Talks to try Burundian Genocide suspects begin

KIGALI - Burundian nationals who committed Genocide may after all not get away with it thanks to ongoing talks between authorities in both countries. The Office of the Prosecutor General has said that they were in the middle of a process to charge some Burundian suspects and that a significant amount of witness statements had been compiled.
Prosecutor General Martin Ngoga
Prosecutor General Martin Ngoga

KIGALI - Burundian nationals who committed Genocide may after all not get away with it thanks to ongoing talks between authorities in both countries.

The Office of the Prosecutor General has said that they were in the middle of a process to charge some Burundian suspects and that a significant amount of witness statements had been compiled.

The development follows a recent appeal to the Government by IBUKA, an umbrella organisation of Genocide survivors, to devise ways of bringing to justice Burundian nationals implicated in the Genocide.
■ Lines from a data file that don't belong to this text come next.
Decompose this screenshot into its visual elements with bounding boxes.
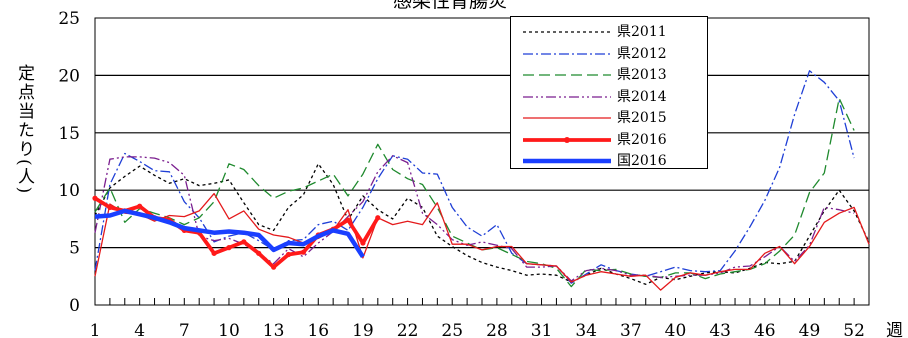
- y-tick-label: 0: [69, 296, 80, 316]
- x-tick-label: 1: [90, 321, 101, 338]
- legend-swatch: [523, 31, 611, 33]
- series-point-5: [345, 217, 351, 223]
- series-point-5: [92, 195, 98, 201]
- x-tick-label: 22: [397, 321, 419, 338]
- x-tick-label: 4: [134, 321, 145, 338]
- legend-item: 県2014: [511, 87, 707, 107]
- legend-label: 県2014: [617, 88, 667, 105]
- series-point-5: [137, 203, 143, 209]
- series-point-5: [271, 264, 277, 270]
- x-tick-label: 13: [263, 321, 285, 338]
- y-tick-labels: 0 5 10 15 20 25: [58, 9, 80, 316]
- y-axis-label: 定点当たり(人): [14, 64, 34, 196]
- series-point-5: [360, 240, 366, 246]
- legend-swatch: [523, 52, 611, 55]
- y-tick-label: 10: [58, 181, 80, 201]
- series-line-1: [94, 70, 855, 284]
- legend-swatch: [523, 136, 611, 143]
- x-tick-label: 37: [620, 321, 642, 338]
- series-point-5: [375, 215, 381, 221]
- legend-label: 国2016: [617, 153, 667, 169]
- x-tick-label: 34: [575, 321, 597, 338]
- x-tick-label: 19: [352, 321, 374, 338]
- legend-item: 県2015: [511, 108, 707, 128]
- series-point-5: [300, 249, 306, 255]
- x-tick-label: 31: [531, 321, 553, 338]
- chart-title: 感染性胃腸炎: [392, 0, 507, 12]
- y-tick-label: 15: [58, 124, 80, 144]
- series-point-5: [285, 251, 292, 258]
- legend: 県2011 県2012 県2013 県2014 県2015 県2016 国2016: [510, 16, 708, 169]
- x-tick-label: 7: [179, 321, 190, 338]
- x-tick-labels: 1 4 7 10 13 16 19 22 25 28 31 34 37 40 43 46 49 52: [90, 321, 865, 338]
- series-point-5: [226, 245, 232, 251]
- legend-label: 県2015: [617, 110, 667, 126]
- series-point-5: [211, 250, 217, 256]
- x-tick-label: 49: [799, 321, 821, 338]
- legend-swatch: [523, 117, 611, 119]
- series-point-5: [241, 239, 247, 245]
- series-line-4: [94, 192, 870, 291]
- legend-swatch: [523, 95, 611, 98]
- series-point-5: [256, 250, 262, 256]
- x-tick-label: 43: [709, 321, 731, 338]
- legend-item: 国2016: [511, 151, 707, 171]
- x-tick-label: 28: [486, 321, 508, 338]
- x-tick-label: 16: [307, 321, 329, 338]
- legend-item: 県2012: [511, 44, 707, 64]
- y-tick-label: 5: [69, 239, 80, 259]
- legend-item: 県2011: [511, 22, 707, 42]
- x-tick-label: 40: [665, 321, 687, 338]
- series-line-6: [94, 208, 365, 259]
- legend-swatch: [523, 158, 611, 164]
- legend-swatch: [523, 74, 611, 76]
- x-tick-label: 52: [843, 321, 865, 338]
- legend-label: 県2016: [617, 131, 667, 148]
- series-lines: [92, 70, 870, 291]
- y-tick-label: 25: [58, 9, 80, 29]
- legend-item: 県2013: [511, 65, 707, 85]
- legend-label: 県2012: [617, 45, 667, 62]
- series-point-5: [107, 204, 113, 211]
- plot-area: [94, 17, 870, 306]
- x-tick-label: 25: [441, 321, 463, 338]
- x-axis-label: 週: [886, 321, 903, 338]
- x-tick-label: 46: [754, 321, 776, 338]
- grid-lines: [94, 74, 870, 305]
- x-tick-label: 10: [218, 321, 240, 338]
- legend-item: 県2016: [511, 130, 707, 150]
- legend-label: 県2013: [617, 67, 667, 83]
- y-tick-label: 20: [58, 66, 80, 86]
- legend-label: 県2011: [617, 24, 667, 40]
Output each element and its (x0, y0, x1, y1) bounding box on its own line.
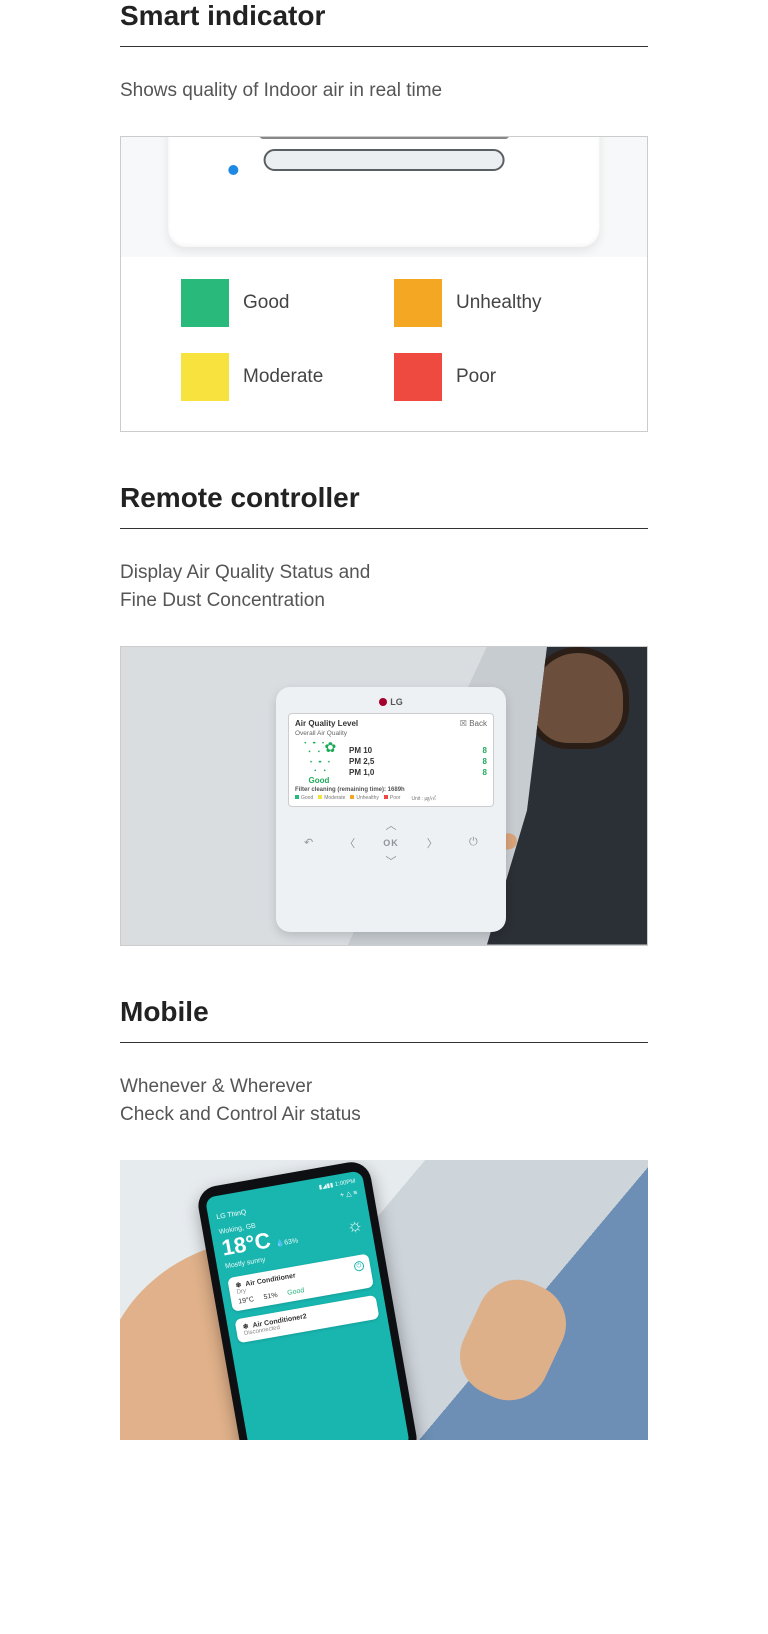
up-button[interactable]: ︿ (385, 817, 396, 833)
legend-label-unhealthy: Unhealthy (456, 292, 542, 314)
ok-button[interactable]: OK (383, 838, 399, 848)
reading-row: PM 1,0 8 (349, 767, 487, 778)
reading-row: PM 10 8 (349, 745, 487, 756)
wall-controller: LG Air Quality Level ☒ Back Overall Air … (276, 687, 506, 932)
reading-row: PM 2,5 8 (349, 756, 487, 767)
remote-desc: Display Air Quality Status and Fine Dust… (120, 559, 648, 616)
phone-clock: 1:00PM (334, 1178, 355, 1188)
swatch-good-icon (181, 279, 229, 327)
swatch-poor-icon (394, 353, 442, 401)
section-remote-controller: Remote controller Display Air Quality St… (120, 482, 648, 946)
overall-quality-text: Good (295, 776, 343, 785)
undo-button[interactable]: ↶ (304, 836, 313, 849)
remote-panel: LG Air Quality Level ☒ Back Overall Air … (120, 646, 648, 946)
down-button[interactable]: ﹀ (385, 853, 396, 869)
section-mobile: Mobile Whenever & Wherever Check and Con… (120, 996, 648, 1440)
add-icon[interactable]: + (340, 1191, 345, 1199)
reading-value: 8 (483, 746, 487, 755)
reading-label: PM 10 (349, 746, 372, 755)
device-body (168, 137, 599, 247)
brand-text: LG (390, 697, 403, 707)
controller-screen: Air Quality Level ☒ Back Overall Air Qua… (288, 713, 494, 807)
legend-label-good: Good (243, 292, 289, 314)
sun-icon: ☼ (345, 1213, 365, 1237)
swatch-unhealthy-icon (394, 279, 442, 327)
section-smart-indicator: Smart indicator Shows quality of Indoor … (120, 0, 648, 432)
humidity: 💧63% (275, 1237, 299, 1248)
screen-heading: Air Quality Level (295, 719, 358, 728)
legend-label-moderate: Moderate (243, 366, 323, 388)
filter-status: Filter cleaning (remaining time): 1689h (295, 787, 487, 793)
card-air-quality: Good (287, 1287, 305, 1297)
mini-legend: Good Moderate Unhealthy Poor Unit : ㎍/㎥ (295, 795, 487, 802)
app-name: LG ThinQ (216, 1208, 247, 1220)
smart-indicator-title: Smart indicator (120, 0, 648, 47)
overall-quality-badge: ⸪⸪ ✿ ⸪⸪ Good (295, 738, 343, 785)
card-temp: 19°C (238, 1296, 255, 1306)
air-grille-icon (259, 137, 509, 139)
swatch-moderate-icon (181, 353, 229, 401)
menu-icon[interactable]: ≡ (353, 1189, 358, 1197)
legend-item-good: Good (181, 279, 374, 327)
reading-label: PM 1,0 (349, 768, 374, 777)
brand-logo: LG (288, 697, 494, 707)
indicator-panel: Good Unhealthy Moderate Poor (120, 136, 648, 432)
mobile-desc: Whenever & Wherever Check and Control Ai… (120, 1073, 648, 1130)
card-humidity: 51% (263, 1291, 278, 1300)
right-button[interactable]: 〉 (427, 835, 438, 851)
mini-legend-unhealthy: Unhealthy (350, 795, 379, 802)
back-label[interactable]: ☒ Back (460, 719, 487, 728)
led-indicator-icon (229, 165, 239, 175)
reading-label: PM 2,5 (349, 757, 374, 766)
legend-item-poor: Poor (394, 353, 587, 401)
reading-value: 8 (483, 757, 487, 766)
power-button[interactable]: ⏻ (469, 836, 478, 849)
air-vent-icon (263, 149, 505, 171)
air-quality-legend: Good Unhealthy Moderate Poor (121, 257, 647, 431)
legend-item-moderate: Moderate (181, 353, 374, 401)
mini-legend-unit: Unit : ㎍/㎥ (405, 795, 435, 802)
bell-icon[interactable]: △ (345, 1190, 352, 1198)
mobile-title: Mobile (120, 996, 648, 1043)
phone-screen: ▮◢▮▮ 1:00PM LG ThinQ + △ ≡ Woking, GB (205, 1170, 410, 1440)
mobile-panel: ▮◢▮▮ 1:00PM LG ThinQ + △ ≡ Woking, GB (120, 1160, 648, 1440)
remote-title: Remote controller (120, 482, 648, 529)
screen-subhead: Overall Air Quality (295, 730, 487, 737)
mini-legend-good: Good (295, 795, 313, 802)
mini-legend-moderate: Moderate (318, 795, 345, 802)
legend-item-unhealthy: Unhealthy (394, 279, 587, 327)
controller-keypad: ︿ ↶ 〈 OK 〉 ⏻ ﹀ (288, 817, 494, 869)
tree-icon: ⸪⸪ ✿ ⸪⸪ (295, 738, 343, 776)
signal-icon: ▮◢▮▮ (318, 1182, 333, 1190)
app-toolbar: + △ ≡ (339, 1188, 358, 1199)
left-button[interactable]: 〈 (344, 835, 355, 851)
device-illustration (121, 137, 647, 257)
pm-readings: PM 10 8 PM 2,5 8 PM 1,0 8 (349, 745, 487, 778)
legend-label-poor: Poor (456, 366, 496, 388)
reading-value: 8 (483, 768, 487, 777)
hand-right-icon (447, 1266, 579, 1413)
mini-legend-poor: Poor (384, 795, 401, 802)
smart-indicator-desc: Shows quality of Indoor air in real time (120, 77, 648, 106)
"We have opened communication with our Burundian counterparts and hope that something will be done soon to have these people stand trial," Prosecutor General Martin Ngoga said yesterday.

He could not however disclose where the Burundians will be tried from.

"The general principle is we are going to work together throughout the entire process and our counterparts in Burundi have been cooperative," he said.

Ngoga added that there was a large number of Burundian nationals implicated in the Genocide who are imprisoned in different Rwandan prisons but said they are still compiling a list of all Burundian suspects which would be forwarded to Burundian authorities.

Ngoga said that a document indicting some Burundians, including testimonies from Gacaca courts, had also been drawn up.

"There is information regarding Burundians that we got from Gacaca courts and we are still assembling it…this information is very useful to us in this process," he said.

During the official closure of the national Genocide mourning week, the president of IBUKA, Theodore Simburudari, called on the Government to facilitate the arrest and trial of Burundians suspected of having had a hand in the Genocide that left over one million people dead.

At the function which was held at Rebero hill, Kigali, Simburudari said that Burundians were particularly involved in killings in the Eastern and Southern provinces. The Genocide occurred at a time when Rwanda was host to thousands of Burundian refugees who had fled their country following a coup in their country.

Many of them are accused of having joined bands of Interahamwe militias to hunt down and kill Tutsis during the Genocide.